A mãe de Sebastião acariciava-o e cantava-lhe “Sebastião come
tudo, tudo, tudo”. O tio de José apertava-lhe as orelhas às
escondidas e chamava-lhe constantemente ‘bastardo’. Irene sempre
que via um asno na propriedade do pai, dizia “Lá vai um JB” e
ria, ria...
Depois do nascimento de Sebastião e de José Benedito, a vida
continuou como tudo o resto. Em 1802, apresenta-se em Lisboa um
novo embaixador de França, o General Lannes, mas a festa foi
tamanha que muitos julgaram que Deus voltara à Terra para o
juízo final. E logo que Lannes chegou, exigiu por portas e
travessas que o intendente Pina Manique fosse corrido e assim
foi. Lannes era agora como que a segunda ou terceira figura da
Nação e tão importante era a criatura que a 13 de Junho de 1802,
na noite de Santo António – pasme-se o Senhor e todos os anjos ou
querubins -, Lisboa e todos os alfacinhas ouviram tocar a marcha
da Marselhesa em honra do Santo António. Dias depois, não sei
precisar o dia ou melhor a noite, funda-se a Loja Maçónica
Portuguesa, O Grande Oriente Lusitano. Lannes, em 19 de Dezembro
de 1803, consegue a convenção garantindo a neutralidade de
Portugal. No mesmo mês, nasce o Colégio da Luz como símbolo do
melhor que ainda sobrevivia de Portugal e que seria o
antecessor do Colégio Militar. Ainda no mesmo mês três marcos
importantes para o futuro da indústria portuguesa, a aula de
Desenho e Debuxo é incorporada na Academia Real da Marinha e
do Comércio, o luso-brasileiro José António Carvalho Rodrigues
da Silva escreve “A Memória Sobre o Estado Actual das Fábricas
de Lanifícios da Vila da Covilhã e das coisas que retardam a
sua última perfeição” e Manuel Luís da Veiga, comerciante,
cristão-novo e parente afastado de José Benedito escreve a obra
“Escola Mercantil sobre o Comércio” e outras obras surgem, como
as de Joaquim José Rodrigues de Brito, de José da Silva Lisboa
sobre economia e a de Soares Franco sobre Agricultura.

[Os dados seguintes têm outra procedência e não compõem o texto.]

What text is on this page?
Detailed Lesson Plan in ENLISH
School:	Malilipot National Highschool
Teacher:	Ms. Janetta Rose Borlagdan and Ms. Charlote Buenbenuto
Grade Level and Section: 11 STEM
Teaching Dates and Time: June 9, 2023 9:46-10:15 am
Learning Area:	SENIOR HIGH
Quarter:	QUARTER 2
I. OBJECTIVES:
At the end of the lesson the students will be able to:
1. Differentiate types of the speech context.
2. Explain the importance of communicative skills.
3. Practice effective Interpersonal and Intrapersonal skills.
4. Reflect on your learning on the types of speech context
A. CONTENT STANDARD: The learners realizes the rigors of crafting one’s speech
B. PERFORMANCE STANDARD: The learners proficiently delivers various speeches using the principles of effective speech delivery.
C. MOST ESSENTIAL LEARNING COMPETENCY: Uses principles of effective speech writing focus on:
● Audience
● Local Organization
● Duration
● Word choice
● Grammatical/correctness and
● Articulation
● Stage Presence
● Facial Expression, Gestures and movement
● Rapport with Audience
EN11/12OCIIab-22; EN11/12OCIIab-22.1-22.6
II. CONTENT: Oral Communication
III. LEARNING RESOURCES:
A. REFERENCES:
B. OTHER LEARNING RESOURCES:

Regulamentam-se, nos finais de 1804, os aforamentos dos maninhos
e montados e afirma-se o “individualismo agrário”. Napoleão
reconhece a neutralidade e o peso do “partido francês” provoca a
ascensão de António de Araújo Azevedo à Secretaria dos Negócios
estrangeiros e na mesma noite celebra-se em Lisboa um tratado de
amizade e fraternidade entre as duas obediências maçónicas dos
dois Grandes Orientes de França e de Portugal.
A 20 de Abril de 1805 entrega cartas o novo embaixador de França
em Portugal, Junot que antes passara por Madrid para decidir
sobre a invasão franco-espanhola de Portugal que apesar de
neutral vivia infestado de tropas inglesas. Nessa altura o
príncipe D. João anda mais ocupado com o sagrado e propõe-se a
criar seminários em todas as dioceses e também cemitérios
públicos. Por esse ano surge o cemitério de Loriga, no actual
local do jardim de Santo António. O cerco a Portugal desenha-se e
avisado o príncipe manda celebrar missas.
1807 é o ano tramado, mas naturalmente precedido de um não menos
ruim 1806, que de Novembro a finais de Dezembro temos Napoleão a
decretar o Bloqueio Continental e os ouvidos mocos de Portugal
às ordens do natural de Ajaccio, Napoleão Bonaparte. Dá-se a
Conspiração de Mafra onde vários nobres sonham com o
afastamento de D. João. Os pombeiros Pedro Baptista e Amaro José
chegam ao Cazembe, no interior da África Austral. O Duque de
Lafões morre e Veiga vai ao velório e missa de 7º dia…
O pior está para vir.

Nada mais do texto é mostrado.